In Scotland we spent a night in Kinross, parking the van within sight of Loch Leven. Sounds idyllic, but there is a reason for that long stretch of water – it rained must of the time we were there. In the bleak weather Kinross seemed a bit of a dump and none of the pubs seem to sell my favourite tipple – real ale. Yet things can turn. In one of the town’s pubs we were told that a brewery had a bar with ‘that handpumped stuff’ further down the road. We found it and it was great. There they told us that there was a good place to eat further down the road, and it was, and also that there was great little pub a mile or so further on and there was. The Village Inn was perfect: friendly people, animated chat, excellent ale, traditional décor and more. We found nothing like it further north.

On our return we had a tyre blow-out on a narrow busy road near Fort William. Nonetheless  we had a good night in the Rod and Reel public house further south where the two ladies behind the bar served us with a Scotish scowl and politeness verging on the acidic, but the beer was excellent and so was the raucous company of two couples from Australia who were also making their way towards the Cotswolds.

Interestingly, our own town of Stow on the Wold has a counterpart in the north of England. It is called Appleby and the thing the two places have in common is the great gypsy horse fairs. So, almost magically, Appleby appeared on the blank sheet as a our last overnight stop. It was also our wedding anniversary.

Whereas Stow begrudges the influx of gypsies with their horses, caravans, trucks, gypsy queens and followers, I had heard that Appleby welcomes them. I knew that most shops and pubs in Stow close their doors whilst the fairs are in progress, yet a one-time resident of Appleby had told me that villagers set up roadside food stalls and throw open the doors of its many pubs. Why, I had even been told that horses were taken into the pubs there!

Stow and Appleby are very different places: one on a hill, the other with a river running through it. One is constructed of warm yellow Cotswold stone, the other of brick and render. And, while Appleby is overlooked by a castle, Stow looks down on one and all. And yet they are inextricably linked by the travelling people.

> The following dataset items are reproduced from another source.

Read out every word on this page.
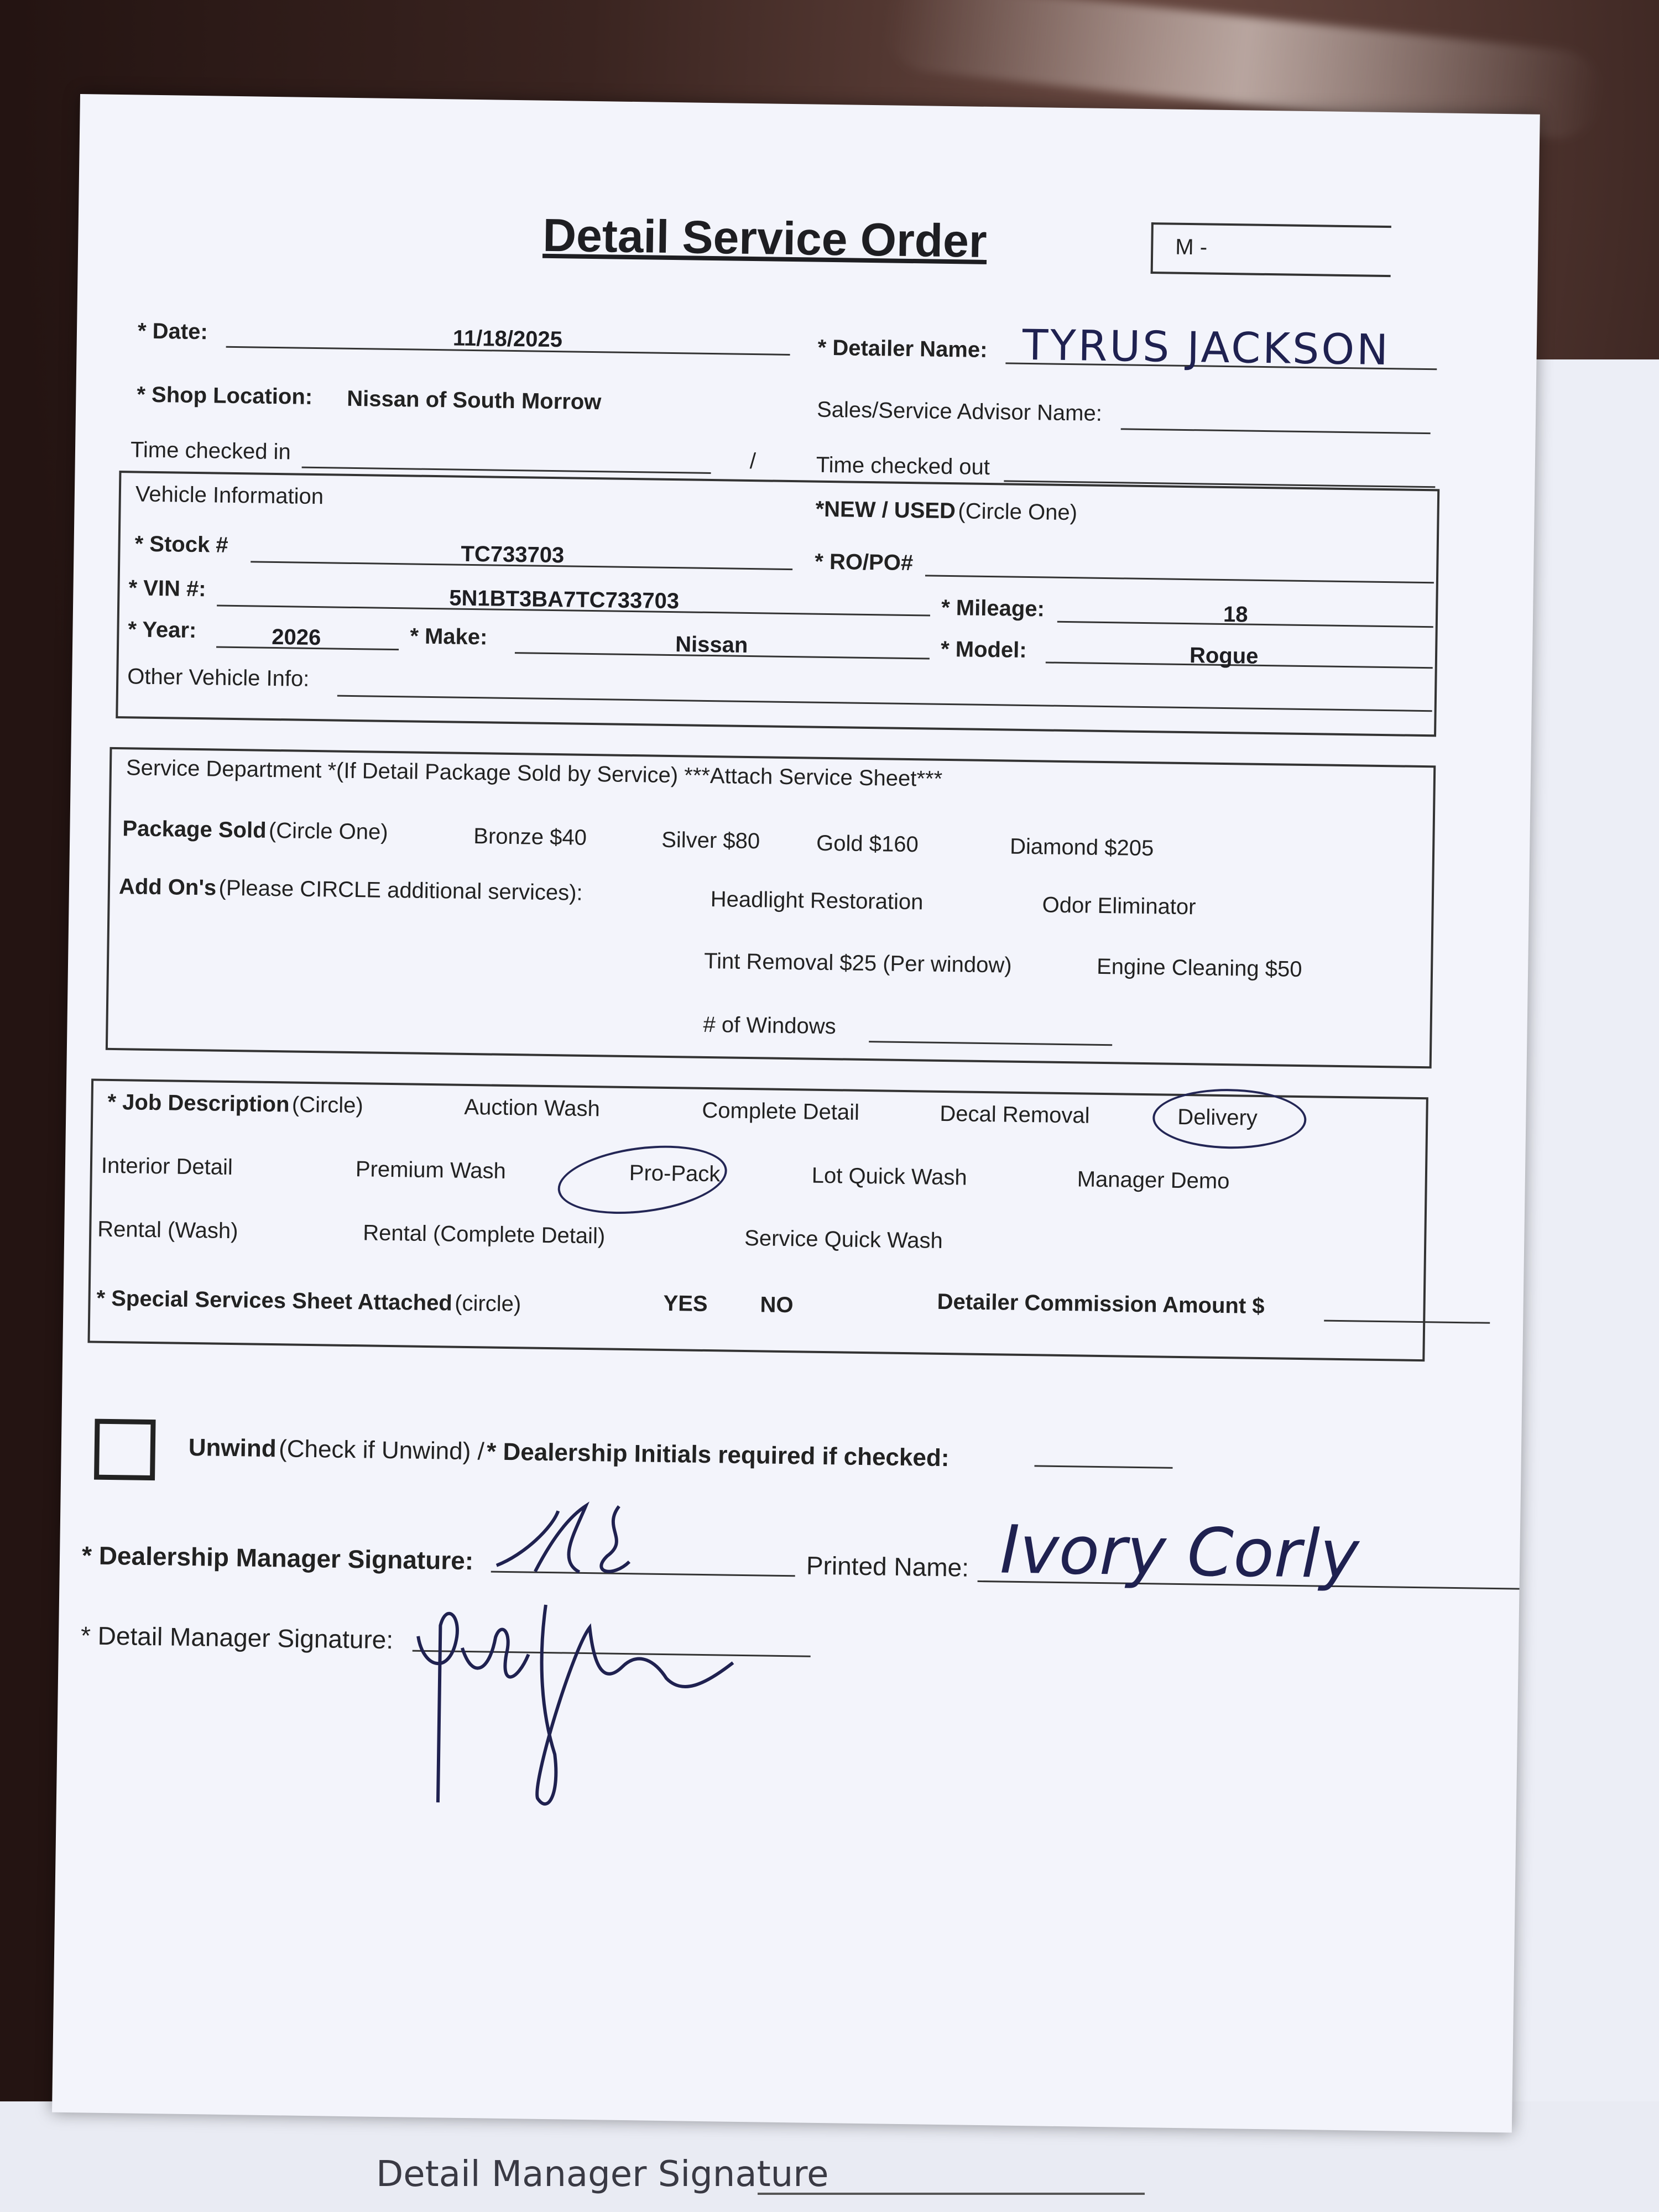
Detail Manager Signature
Detail Service Order	M -
* Date:	11/18/2025	* Detailer Name: TYRUS JACKSON
* Shop Location: Nissan of South Morrow	Sales/Service Advisor Name:
Time checked in	/	Time checked out
Vehicle Information
*NEW / USED (Circle One)
* Stock #	TC733703	* RO/PO#
* VIN #:	5N1BT3BA7TC733703	* Mileage:	18
* Year:	2026	* Make:	Nissan	* Model:	Rogue
Other Vehicle Info:
Service Department *(If Detail Package Sold by Service) ***Attach Service Sheet***
Package Sold (Circle One)	Bronze $40	Silver $80	Gold $160	Diamond $205
Add On's (Please CIRCLE additional services):	Headlight Restoration	Odor Eliminator
Tint Removal $25 (Per window)	Engine Cleaning $50
# of Windows
* Job Description (Circle)	Auction Wash	Complete Detail	Decal Removal	Delivery
Interior Detail	Premium Wash	Pro-Pack	Lot Quick Wash	Manager Demo
Rental (Wash)	Rental (Complete Detail)	Service Quick Wash
* Special Services Sheet Attached (circle)	YES NO	Detailer Commission Amount $
Unwind (Check if Unwind) / * Dealership Initials required if checked:
* Dealership Manager Signature:	Printed Name: Ivory Corly
* Detail Manager Signature:
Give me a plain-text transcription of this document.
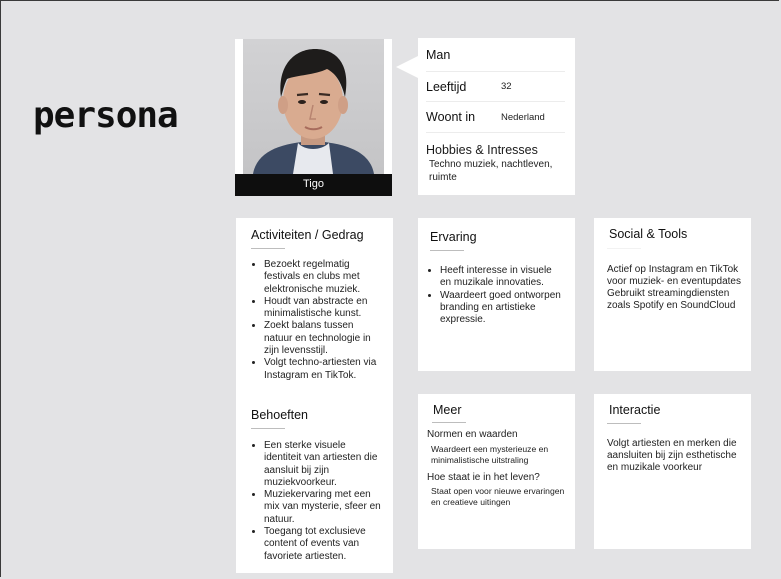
persona
Tigo
Man
Leeftijd	32
Woont in	Nederland
Hobbies & Intresses
Techno muziek, nachtleven, ruimte
Activiteiten / Gedrag
• Bezoekt regelmatig festivals en clubs met elektronische muziek.
• Houdt van abstracte en minimalistische kunst.
• Zoekt balans tussen natuur en technologie in zijn levensstijl.
• Volgt techno-artiesten via Instagram en TikTok.
Behoeften
• Een sterke visuele identiteit van artiesten die aansluit bij zijn muziekvoorkeur.
• Muziekervaring met een mix van mysterie, sfeer en natuur.
• Toegang tot exclusieve content of events van favoriete artiesten.
Ervaring
• Heeft interesse in visuele en muzikale innovaties.
• Waardeert goed ontworpen branding en artistieke expressie.
Social & Tools
Actief op Instagram en TikTok voor muziek- en eventupdates
Gebruikt streamingdiensten zoals Spotify en SoundCloud
Meer
Normen en waarden
Waardeert een mysterieuze en minimalistische uitstraling
Hoe staat ie in het leven?
Staat open voor nieuwe ervaringen en creatieve uitingen
Interactie
Volgt artiesten en merken die aansluiten bij zijn esthetische en muzikale voorkeur
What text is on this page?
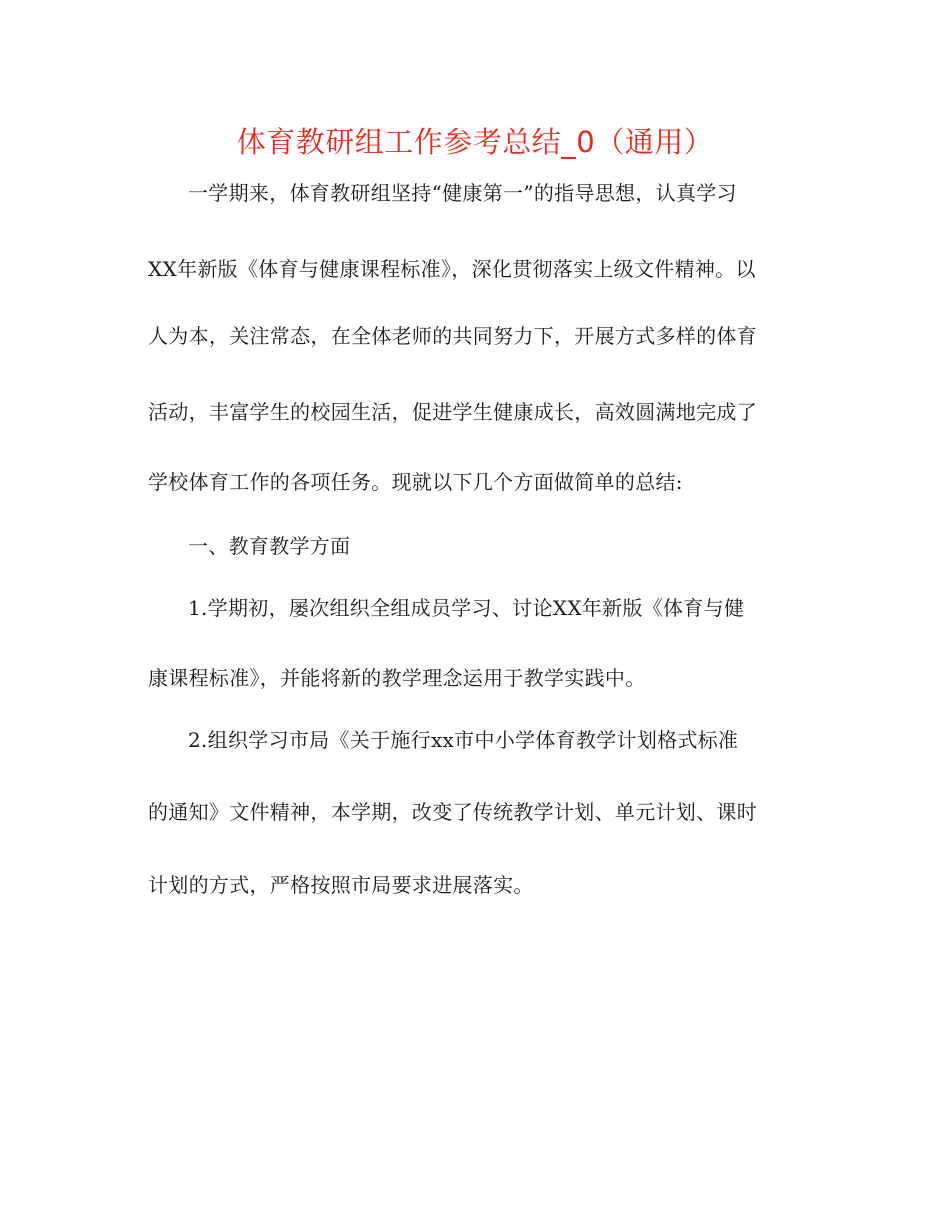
体育教研组工作参考总结_0（通用）
一学期来，体育教研组坚持“健康第一”的指导思想，认真学习
XX年新版《体育与健康课程标准》，深化贯彻落实上级文件精神。以
人为本，关注常态，在全体老师的共同努力下，开展方式多样的体育
活动，丰富学生的校园生活，促进学生健康成长，高效圆满地完成了
学校体育工作的各项任务。现就以下几个方面做简单的总结:
一、教育教学方面
1.学期初，屡次组织全组成员学习、讨论XX年新版《体育与健
康课程标准》，并能将新的教学理念运用于教学实践中。
2.组织学习市局《关于施行xx市中小学体育教学计划格式标准
的通知》文件精神，本学期，改变了传统教学计划、单元计划、课时
计划的方式，严格按照市局要求进展落实。
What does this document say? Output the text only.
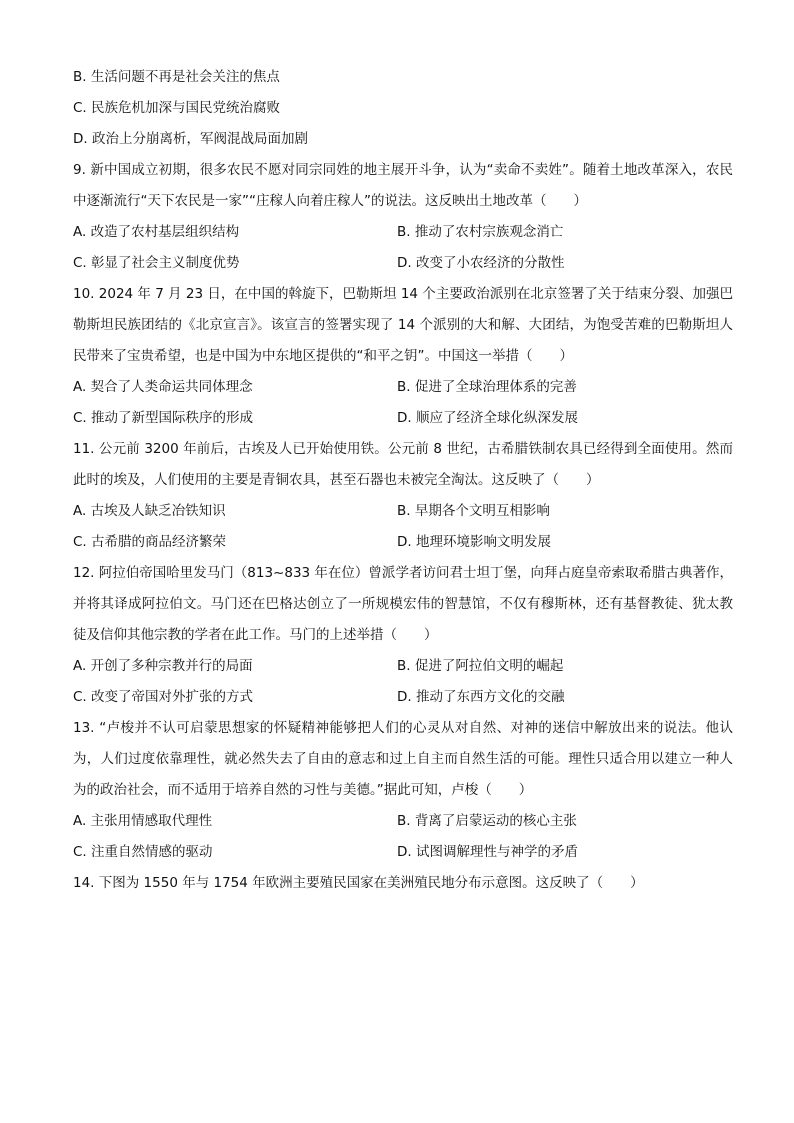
B. 生活问题不再是社会关注的焦点
C. 民族危机加深与国民党统治腐败
D. 政治上分崩离析，军阀混战局面加剧
9. 新中国成立初期，很多农民不愿对同宗同姓的地主展开斗争，认为“卖命不卖姓”。随着土地改革深入，农民中逐渐流行“天下农民是一家”“庄稼人向着庄稼人”的说法。这反映出土地改革（　　）
A. 改造了农村基层组织结构	B. 推动了农村宗族观念消亡
C. 彰显了社会主义制度优势	D. 改变了小农经济的分散性
10. 2024 年 7 月 23 日，在中国的斡旋下，巴勒斯坦 14 个主要政治派别在北京签署了关于结束分裂、加强巴勒斯坦民族团结的《北京宣言》。该宣言的签署实现了 14 个派别的大和解、大团结，为饱受苦难的巴勒斯坦人民带来了宝贵希望，也是中国为中东地区提供的“和平之钥”。中国这一举措（　　）
A. 契合了人类命运共同体理念	B. 促进了全球治理体系的完善
C. 推动了新型国际秩序的形成	D. 顺应了经济全球化纵深发展
11. 公元前 3200 年前后，古埃及人已开始使用铁。公元前 8 世纪，古希腊铁制农具已经得到全面使用。然而此时的埃及，人们使用的主要是青铜农具，甚至石器也未被完全淘汰。这反映了（　　）
A. 古埃及人缺乏冶铁知识	B. 早期各个文明互相影响
C. 古希腊的商品经济繁荣	D. 地理环境影响文明发展
12. 阿拉伯帝国哈里发马门（813~833 年在位）曾派学者访问君士坦丁堡，向拜占庭皇帝索取希腊古典著作，并将其译成阿拉伯文。马门还在巴格达创立了一所规模宏伟的智慧馆，不仅有穆斯林，还有基督教徒、犹太教徒及信仰其他宗教的学者在此工作。马门的上述举措（　　）
A. 开创了多种宗教并行的局面	B. 促进了阿拉伯文明的崛起
C. 改变了帝国对外扩张的方式	D. 推动了东西方文化的交融
13. “卢梭并不认可启蒙思想家的怀疑精神能够把人们的心灵从对自然、对神的迷信中解放出来的说法。他认为，人们过度依靠理性，就必然失去了自由的意志和过上自主而自然生活的可能。理性只适合用以建立一种人为的政治社会，而不适用于培养自然的习性与美德。”据此可知，卢梭（　　）
A. 主张用情感取代理性	B. 背离了启蒙运动的核心主张
C. 注重自然情感的驱动	D. 试图调解理性与神学的矛盾
14. 下图为 1550 年与 1754 年欧洲主要殖民国家在美洲殖民地分布示意图。这反映了（　　）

The horse fair had just finished when we arrived, signs were still up indicating the many parking areas allocated to the gypsies and much of the rubbish that they always leave remained to be collected. It was no surprise to find 'No Overnight Parking’ signs at all of the spots that we might have overnighted, but a friendly local told me that motor caravans often used the swimming pool car park so we ignored the sign and made camp.

Appleby is a nice village with plenty of pubs and, though the first we tried was closed, we did find a quiet hotel next door willing to serve us dinner (just us) and then we crossed the road to the Hare and Hounds for a complete and utter contrast. As I opened the door music almost blasted us back into the street, but the tall blonde landlady beckoned us in and we were soon settled next to the jukebox with a pint and a spritzer and a view of the raised part of the pub where a large group of left over gypsies sang, danced and laughed uproariousl fueled by a constant supply of drinks bought by one of their number – the treasurer presumably.


What a night, if I can think of two numbers which spilled loudly out of that constantly fed jukebox which characterized the music then these must be Tom Jones’ Delilah followed closely by Cher’s Gypsies, Tramps and Thieves. The dancing was flamboyant, suggestive, irresistible: some of it was led by the landlady joined by the short muscular man in the blue Tshirt (which he removed at one point to dance topless, the landlady did not object yet did not follow). We were drawn willingly into the party, dancing and holding hands with the gypsies whilst ‘Hands’ belted out of the machine.

Yes, what a night. We are now truly twinned with Appleby in Westmorland and have become proper gypsies.